IL MANIFESTO DELLA CAMPAGNA “FERMA IL RIARMO!”

Come facciamo a difendere il nostro diritto alla salute, a salvare il nostro sistema sanitario, ad affrontare le emergenze climatiche e i disastri ambientali, a investire sui giovani, sulla scuola e sul diritto ad un lavoro dignitoso, a contrastare la povertà e le disuguaglianze sociali che stanno esplodendo, a sviluppare la solidarietà e la cooperazione internazionale se non riduciamo le spese militari?

La risposta è evidente. Eppure alcune lobby politico-mediatiche, militari e industriali vorrebbero continuare ad aumentare le spese per le armi e gli eserciti, togliendo altre preziose risorse alla cura dei nostri bisogni vitali. Una autentica follia! Mentre le sanguinose guerre in corso e la totale assenza di politiche di pace ci stanno impoverendo a vista d’occhio, mentre si sta distruggendo il tessuto produttivo italiano ed europeo aumentando la disoccupazione, il lavoro povero, precario e sfruttato, i signori della guerra e i mercanti d’armi vogliono alimentare la più pericolosa corsa al riarmo della storia.

Aiutaci a fermarli!

L’URGENZA DI QUESTA AZIONE

La spesa militare globale è in crescita da oltre due decenni, come dimostrano tutti i dati internazionali più attendibili: una tendenza ulteriormente rafforzata negli ultimi due anni e mezzo a seguito dell’invasione russa dell’Ucraina e della ripresa di retoriche e politiche sempre più allineate alle richieste del comparto militare-industriale-finanziario.

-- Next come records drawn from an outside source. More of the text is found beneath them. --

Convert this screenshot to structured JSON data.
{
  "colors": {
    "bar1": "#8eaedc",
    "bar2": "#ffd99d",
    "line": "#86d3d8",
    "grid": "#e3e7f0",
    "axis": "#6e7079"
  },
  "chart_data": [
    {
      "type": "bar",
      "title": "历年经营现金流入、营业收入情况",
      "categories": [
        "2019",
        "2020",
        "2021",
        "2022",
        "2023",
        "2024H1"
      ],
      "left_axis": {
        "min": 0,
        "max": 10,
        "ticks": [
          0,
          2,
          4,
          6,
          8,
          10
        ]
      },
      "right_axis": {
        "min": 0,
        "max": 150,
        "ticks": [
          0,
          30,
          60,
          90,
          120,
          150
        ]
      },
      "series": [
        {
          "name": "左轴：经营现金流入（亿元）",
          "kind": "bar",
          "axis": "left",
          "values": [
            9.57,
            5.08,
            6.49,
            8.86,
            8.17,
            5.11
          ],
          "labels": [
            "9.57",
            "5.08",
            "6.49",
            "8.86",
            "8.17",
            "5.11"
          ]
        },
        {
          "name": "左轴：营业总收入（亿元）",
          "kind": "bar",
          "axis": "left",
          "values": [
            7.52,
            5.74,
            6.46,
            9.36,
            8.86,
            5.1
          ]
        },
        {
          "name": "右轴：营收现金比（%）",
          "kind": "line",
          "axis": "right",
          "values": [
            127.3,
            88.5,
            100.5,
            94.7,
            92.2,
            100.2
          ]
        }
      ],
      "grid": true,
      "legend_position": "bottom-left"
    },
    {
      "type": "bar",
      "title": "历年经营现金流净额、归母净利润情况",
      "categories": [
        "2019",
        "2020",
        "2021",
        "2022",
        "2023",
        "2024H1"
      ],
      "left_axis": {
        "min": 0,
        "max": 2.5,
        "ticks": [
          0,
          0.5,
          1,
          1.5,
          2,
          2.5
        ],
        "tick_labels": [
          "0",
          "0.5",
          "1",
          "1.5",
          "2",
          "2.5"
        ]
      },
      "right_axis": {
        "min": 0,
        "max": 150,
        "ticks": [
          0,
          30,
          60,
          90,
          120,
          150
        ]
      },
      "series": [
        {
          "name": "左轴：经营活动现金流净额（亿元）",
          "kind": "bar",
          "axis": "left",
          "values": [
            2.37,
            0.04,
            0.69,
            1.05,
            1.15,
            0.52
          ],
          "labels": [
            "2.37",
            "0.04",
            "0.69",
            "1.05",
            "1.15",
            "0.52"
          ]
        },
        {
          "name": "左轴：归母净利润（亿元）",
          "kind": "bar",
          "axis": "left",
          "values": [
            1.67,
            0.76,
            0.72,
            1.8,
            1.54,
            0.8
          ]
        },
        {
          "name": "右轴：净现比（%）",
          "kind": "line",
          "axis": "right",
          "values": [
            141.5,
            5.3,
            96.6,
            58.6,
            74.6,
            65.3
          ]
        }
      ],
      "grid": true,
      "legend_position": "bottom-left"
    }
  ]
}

Ciò che prima veniva deciso in termini meno dispendiosi, ma con opacità e reticenze, oggi viene rivendicato: da qui la crescita enorme delle risorse che gli Stati mettono a disposizione del comparto militare, in particolare per quanto riguarda la produzione e il commercio di nuovi sistemi d’arma.

Contemporaneamente, l’opposizione alle spese militari rimane uno dei punti qualificanti dell’azione del variegato movimento pacifista, nonviolento e per la giustizia sociale, trovando sempre un buon riscontro sia degli attivisti che nell’opinione pubblica in generale (come dimostrano anche diversi sondaggi d’opinione). Per tale motivo pensiamo sia venuto il momento di rilanciare una mobilitazione collettiva forte contro le spese militari, con nuovi strumenti e nuova capacità di attivazione. Senza partire da zero, ma anzi rafforzando tendenze e collaborazioni già presenti per essere sempre più incisivi grazie a una nuova “campagna/mobilitazione” che vuole rimettere in fila quanto già fatto, riprendendo e rilanciando i punti e ragionamenti “chiave” già sviluppati per dimostrare che l’aumento della spesa militare (sia in termini quantitativi che qualitativi) è una minaccia per il futuro di tutti, oltre a costituire un “gap democratico” rispetto al volere della maggioranza dell’opinione pubblica. 

E’ tempo di intervenire, tutte e tutti, sulla politica, sui media, sulla nostra stessa società, per stimolare una riflessione su queste nostre proposte di alternativa alle spese militari, e su cosa davvero sia necessario per ridurre l’insicurezza armata globale e ridare fiducia nel futuro, in particolare alle nuove generazioni.